Lemonade  vs.  HCI Group

 Performance 
       Timeline  
Lemonade 

Risk-Adjusted Performance

23 of 100

 
Weak
 
Strong
Solid
Compared to the overall equity markets, risk-adjusted returns on investments in Lemonade are ranked lower than 23 (%) of all global equities and portfolios over the last 90 days. In spite of rather weak basic indicators, Lemonade exhibited solid returns over the last few months and may actually be approaching a breakup point.
HCI Group 

Risk-Adjusted Performance

10 of 100

 
Weak
 
Strong
OK
Compared to the overall equity markets, risk-adjusted returns on investments in HCI Group are ranked lower than 10 (%) of all global equities and portfolios over the last 90 days. Despite fairly unsteady fundamental indicators, HCI demonstrated solid returns over the last few months and may actually be approaching a breakup point.

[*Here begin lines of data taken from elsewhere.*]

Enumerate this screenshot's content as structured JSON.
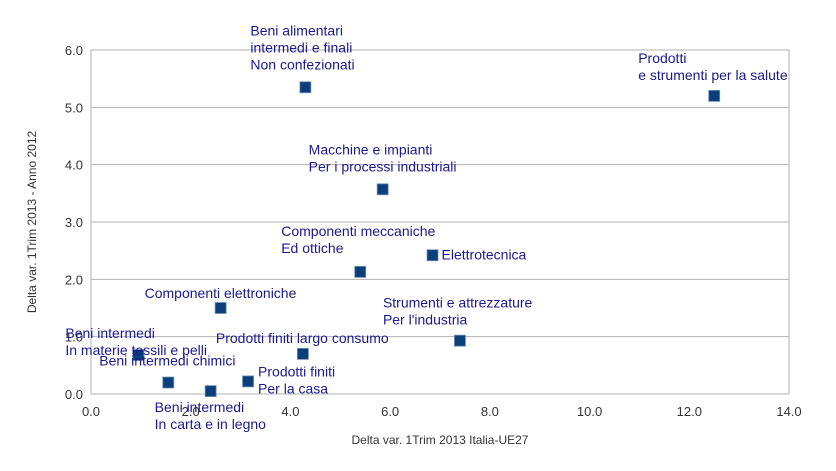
{
  "chart_data": {
    "type": "scatter",
    "xlabel": "Delta var. 1Trim 2013 Italia-UE27",
    "ylabel": "Delta var. 1Trim 2013 - Anno 2012",
    "xlim": [
      0,
      14
    ],
    "ylim": [
      0,
      6
    ],
    "x_ticks": [
      "0.0",
      "2.0",
      "4.0",
      "6.0",
      "8.0",
      "10.0",
      "12.0",
      "14.0"
    ],
    "y_ticks": [
      "0.0",
      "1.0",
      "2.0",
      "3.0",
      "4.0",
      "5.0",
      "6.0"
    ],
    "grid": "horizontal",
    "marker_color": "#0b3e7a",
    "label_color": "#1a1a8c",
    "points": [
      {
        "x": 4.3,
        "y": 5.35,
        "label": [
          "Beni alimentari",
          "intermedi e finali",
          "Non confezionati"
        ]
      },
      {
        "x": 12.5,
        "y": 5.2,
        "label": [
          "Prodotti",
          "e strumenti per la salute"
        ]
      },
      {
        "x": 5.85,
        "y": 3.57,
        "label": [
          "Macchine e impianti",
          "Per i processi industriali"
        ]
      },
      {
        "x": 5.4,
        "y": 2.13,
        "label": [
          "Componenti meccaniche",
          "Ed ottiche"
        ]
      },
      {
        "x": 6.85,
        "y": 2.42,
        "label": [
          "Elettrotecnica"
        ]
      },
      {
        "x": 2.6,
        "y": 1.5,
        "label": [
          "Componenti elettroniche"
        ]
      },
      {
        "x": 7.4,
        "y": 0.93,
        "label": [
          "Strumenti e attrezzature",
          "Per l'industria"
        ]
      },
      {
        "x": 0.95,
        "y": 0.68,
        "label": [
          "Beni intermedi",
          "In materie tessili e pelli"
        ]
      },
      {
        "x": 4.25,
        "y": 0.7,
        "label": [
          "Prodotti finiti largo consumo"
        ]
      },
      {
        "x": 1.55,
        "y": 0.2,
        "label": [
          "Beni intermedi chimici"
        ]
      },
      {
        "x": 2.4,
        "y": 0.05,
        "label": [
          "Beni intermedi",
          "In carta e in legno"
        ]
      },
      {
        "x": 3.15,
        "y": 0.22,
        "label": [
          "Prodotti finiti",
          "Per la casa"
        ]
      }
    ]
  }
}
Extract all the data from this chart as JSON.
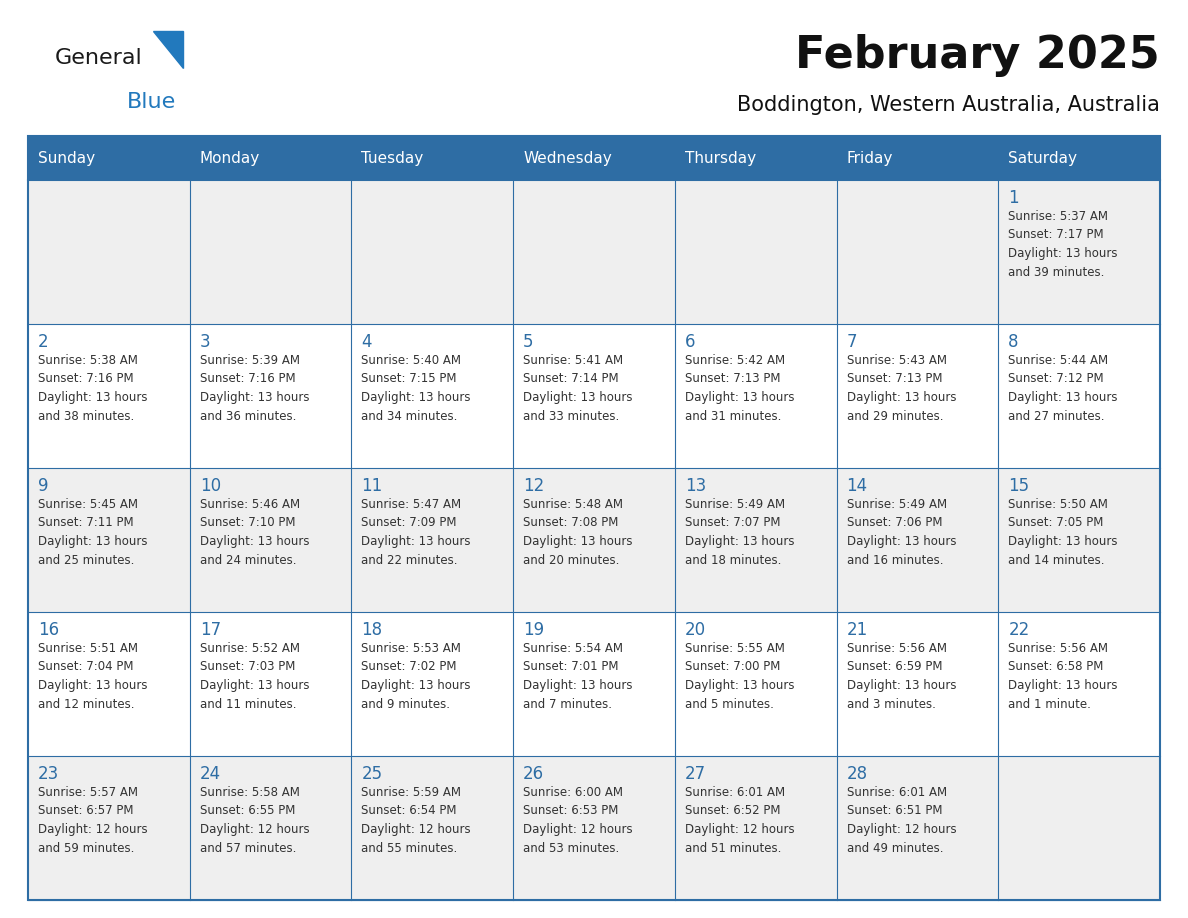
{
  "title": "February 2025",
  "subtitle": "Boddington, Western Australia, Australia",
  "header_bg": "#2E6DA4",
  "header_text": "#FFFFFF",
  "cell_bg_odd": "#EFEFEF",
  "cell_bg_even": "#FFFFFF",
  "day_number_color": "#2E6DA4",
  "info_text_color": "#333333",
  "border_color": "#2E6DA4",
  "days_of_week": [
    "Sunday",
    "Monday",
    "Tuesday",
    "Wednesday",
    "Thursday",
    "Friday",
    "Saturday"
  ],
  "weeks": [
    [
      {
        "day": null,
        "info": ""
      },
      {
        "day": null,
        "info": ""
      },
      {
        "day": null,
        "info": ""
      },
      {
        "day": null,
        "info": ""
      },
      {
        "day": null,
        "info": ""
      },
      {
        "day": null,
        "info": ""
      },
      {
        "day": 1,
        "info": "Sunrise: 5:37 AM\nSunset: 7:17 PM\nDaylight: 13 hours\nand 39 minutes."
      }
    ],
    [
      {
        "day": 2,
        "info": "Sunrise: 5:38 AM\nSunset: 7:16 PM\nDaylight: 13 hours\nand 38 minutes."
      },
      {
        "day": 3,
        "info": "Sunrise: 5:39 AM\nSunset: 7:16 PM\nDaylight: 13 hours\nand 36 minutes."
      },
      {
        "day": 4,
        "info": "Sunrise: 5:40 AM\nSunset: 7:15 PM\nDaylight: 13 hours\nand 34 minutes."
      },
      {
        "day": 5,
        "info": "Sunrise: 5:41 AM\nSunset: 7:14 PM\nDaylight: 13 hours\nand 33 minutes."
      },
      {
        "day": 6,
        "info": "Sunrise: 5:42 AM\nSunset: 7:13 PM\nDaylight: 13 hours\nand 31 minutes."
      },
      {
        "day": 7,
        "info": "Sunrise: 5:43 AM\nSunset: 7:13 PM\nDaylight: 13 hours\nand 29 minutes."
      },
      {
        "day": 8,
        "info": "Sunrise: 5:44 AM\nSunset: 7:12 PM\nDaylight: 13 hours\nand 27 minutes."
      }
    ],
    [
      {
        "day": 9,
        "info": "Sunrise: 5:45 AM\nSunset: 7:11 PM\nDaylight: 13 hours\nand 25 minutes."
      },
      {
        "day": 10,
        "info": "Sunrise: 5:46 AM\nSunset: 7:10 PM\nDaylight: 13 hours\nand 24 minutes."
      },
      {
        "day": 11,
        "info": "Sunrise: 5:47 AM\nSunset: 7:09 PM\nDaylight: 13 hours\nand 22 minutes."
      },
      {
        "day": 12,
        "info": "Sunrise: 5:48 AM\nSunset: 7:08 PM\nDaylight: 13 hours\nand 20 minutes."
      },
      {
        "day": 13,
        "info": "Sunrise: 5:49 AM\nSunset: 7:07 PM\nDaylight: 13 hours\nand 18 minutes."
      },
      {
        "day": 14,
        "info": "Sunrise: 5:49 AM\nSunset: 7:06 PM\nDaylight: 13 hours\nand 16 minutes."
      },
      {
        "day": 15,
        "info": "Sunrise: 5:50 AM\nSunset: 7:05 PM\nDaylight: 13 hours\nand 14 minutes."
      }
    ],
    [
      {
        "day": 16,
        "info": "Sunrise: 5:51 AM\nSunset: 7:04 PM\nDaylight: 13 hours\nand 12 minutes."
      },
      {
        "day": 17,
        "info": "Sunrise: 5:52 AM\nSunset: 7:03 PM\nDaylight: 13 hours\nand 11 minutes."
      },
      {
        "day": 18,
        "info": "Sunrise: 5:53 AM\nSunset: 7:02 PM\nDaylight: 13 hours\nand 9 minutes."
      },
      {
        "day": 19,
        "info": "Sunrise: 5:54 AM\nSunset: 7:01 PM\nDaylight: 13 hours\nand 7 minutes."
      },
      {
        "day": 20,
        "info": "Sunrise: 5:55 AM\nSunset: 7:00 PM\nDaylight: 13 hours\nand 5 minutes."
      },
      {
        "day": 21,
        "info": "Sunrise: 5:56 AM\nSunset: 6:59 PM\nDaylight: 13 hours\nand 3 minutes."
      },
      {
        "day": 22,
        "info": "Sunrise: 5:56 AM\nSunset: 6:58 PM\nDaylight: 13 hours\nand 1 minute."
      }
    ],
    [
      {
        "day": 23,
        "info": "Sunrise: 5:57 AM\nSunset: 6:57 PM\nDaylight: 12 hours\nand 59 minutes."
      },
      {
        "day": 24,
        "info": "Sunrise: 5:58 AM\nSunset: 6:55 PM\nDaylight: 12 hours\nand 57 minutes."
      },
      {
        "day": 25,
        "info": "Sunrise: 5:59 AM\nSunset: 6:54 PM\nDaylight: 12 hours\nand 55 minutes."
      },
      {
        "day": 26,
        "info": "Sunrise: 6:00 AM\nSunset: 6:53 PM\nDaylight: 12 hours\nand 53 minutes."
      },
      {
        "day": 27,
        "info": "Sunrise: 6:01 AM\nSunset: 6:52 PM\nDaylight: 12 hours\nand 51 minutes."
      },
      {
        "day": 28,
        "info": "Sunrise: 6:01 AM\nSunset: 6:51 PM\nDaylight: 12 hours\nand 49 minutes."
      },
      {
        "day": null,
        "info": ""
      }
    ]
  ],
  "logo_text1": "General",
  "logo_text2": "Blue",
  "logo_color1": "#1a1a1a",
  "logo_color2": "#2279BD",
  "logo_triangle_color": "#2279BD",
  "title_fontsize": 32,
  "subtitle_fontsize": 15,
  "header_fontsize": 11,
  "day_num_fontsize": 12,
  "info_fontsize": 8.5
}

Lemonade and HCI Volatility Contrast

   Predicted Return Density   
       Returns  

Pair Trading with Lemonade and HCI

The main advantage of trading using opposite Lemonade and HCI positions is that it hedges away some unsystematic risk. Because of two separate transactions, even if Lemonade position performs unexpectedly, HCI can make up some of the losses. Pair trading also minimizes risk from directional movements in the market. For example, if an entire industry or sector drops because of unexpected headlines, the short position in HCI will offset losses from the drop in HCI's long position.
The idea behind Lemonade and HCI Group pairs trading is to make the combined position market-neutral, meaning the overall market's direction will not affect its win or loss (or potential downside or upside). This can be achieved by designing a pairs trade with two highly correlated stocks or equities that operate in a similar space or sector, making it possible to obtain profits through simple and relatively low-risk investment.
Check out your portfolio center.
Note that this page's information should be used as a complementary analysis to find the right mix of equity instruments to add to your existing portfolios or create a brand new portfolio. You can also try the Idea Breakdown module to analyze constituents of all Macroaxis ideas. Macroaxis investment ideas are predefined, sector-focused investing themes.